Five systems you’re running as one. Pull them apart and the songs stop fighting you. None of this is a talent problem — it’s fixable.
You’ve been treating music as one thing — a list of correct notes in order.
It isn’t. It’s four or five separate systems running at once. Yours are fused into a single stream, which is why some songs fight you and others don’t.
Pull them apart, one per session. Layering is just reps — get each running on its own and they’ll stack back together on their own. You’re closer than it feels.
"1-2-3-4-5-6-7-8" works. "1 and 2 and" doesn’t. Mixed rhythms collapse.
You’re reading beats as a list — one event, then the next. They aren’t a list. They’re a fixed grid that ticks whether or not you play. The "and" is a real slot on that grid, evenly spaced, present in the silence. You miss it because you don’t count it.
Metronome at 70. Guitar down. Say "1 and 2 and 3 and 4 and" out loud. Clap the numbers only. Then the "ands" only. Then both. Five minutes. Dull as dirt, and it works.
Even rhythms are easy. Back-and-forth rhythms — Mr. Brightside — fall apart.
You’re solving "which note" and "when" in one move, so a busy rhythm doubles the load and you stall. They’re separate problems. Which note = fingers. When = the grid (Track 01). Split them and each one is simple.
When We Were Young. Clap the rhythm only — no guitar, no pitches — against 80. Once it’s automatic, add the notes. Rhythm first, every time.
When We Were Young drifts a measure. The part starts and ends on the same note, and you run the two together.
Same pitch, two jobs. One ends a phrase — it stops. One starts the next — it pushes forward. Identical on paper, opposite functions. Track the job, not the note name.
Play it through. On the last note, stop dead. Count a full silent "1 and 2 and" before restarting. The gap walls off the end from the next start so they quit merging.
You know the melodies. The "which note completes it" quiz keeps missing.

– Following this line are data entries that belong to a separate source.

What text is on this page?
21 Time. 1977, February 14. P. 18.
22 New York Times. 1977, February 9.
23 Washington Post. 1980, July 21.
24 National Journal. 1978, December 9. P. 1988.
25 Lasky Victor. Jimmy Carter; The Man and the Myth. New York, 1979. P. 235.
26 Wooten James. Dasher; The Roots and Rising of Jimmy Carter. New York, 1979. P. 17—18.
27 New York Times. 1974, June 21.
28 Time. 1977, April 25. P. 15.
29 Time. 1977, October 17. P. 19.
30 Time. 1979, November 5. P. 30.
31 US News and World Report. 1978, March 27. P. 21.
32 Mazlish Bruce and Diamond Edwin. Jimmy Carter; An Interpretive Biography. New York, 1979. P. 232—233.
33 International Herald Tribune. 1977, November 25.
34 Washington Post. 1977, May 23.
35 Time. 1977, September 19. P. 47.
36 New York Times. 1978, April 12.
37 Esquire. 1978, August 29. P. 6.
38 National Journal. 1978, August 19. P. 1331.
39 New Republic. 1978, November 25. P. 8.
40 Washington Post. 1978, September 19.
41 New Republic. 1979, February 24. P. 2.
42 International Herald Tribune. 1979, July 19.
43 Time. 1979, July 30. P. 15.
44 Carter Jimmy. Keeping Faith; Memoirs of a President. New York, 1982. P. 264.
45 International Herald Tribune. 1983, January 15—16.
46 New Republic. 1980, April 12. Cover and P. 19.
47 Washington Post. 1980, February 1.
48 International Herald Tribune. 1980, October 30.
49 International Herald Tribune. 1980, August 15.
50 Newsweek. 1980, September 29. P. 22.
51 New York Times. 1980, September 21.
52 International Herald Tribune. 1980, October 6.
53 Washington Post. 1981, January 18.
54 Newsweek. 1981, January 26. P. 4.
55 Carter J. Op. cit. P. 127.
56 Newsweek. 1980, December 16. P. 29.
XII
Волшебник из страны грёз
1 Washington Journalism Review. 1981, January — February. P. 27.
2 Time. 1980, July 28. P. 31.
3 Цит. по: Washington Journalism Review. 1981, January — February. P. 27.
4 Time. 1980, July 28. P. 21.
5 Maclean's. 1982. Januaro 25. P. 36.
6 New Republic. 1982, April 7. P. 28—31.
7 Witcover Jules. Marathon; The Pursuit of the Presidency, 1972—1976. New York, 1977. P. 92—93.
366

The melody is the top layer. Under it sits a chord progression — the structure. "Completing" is tension vs. rest: some notes pull (unfinished), some settle (done). The quiz tests pull vs. settle — a sound to identify, not a list to memorize.
C major scale, slow. Stop on the 7th note, B, and hold it — it pulls hard toward C. Play C: it settles. That contrast is "completing." Run the scale stopping on different notes; sort each one into pull or settle.
Note on the page to fret on the neck is slow.
You’re running symbol → name → fret, one lookup per note — decoding letter by letter. Speeding that up isn’t the fix; dropping it is. Read the distance between notes (up a step, down a third), not the names. That’s what fluent reading is.
Three notes in a row on the staff. Don’t name them. Read the moves: up a step, up a step. Play that shape anywhere on the neck. Train the intervals, not the labels.
No app needed. Start slow, end fast. Move in 10-BPM steps — small enough your hands track it, big enough to add up.
Tempo log
Log the fastest clean tempo you held each session. That’s the scoreboard.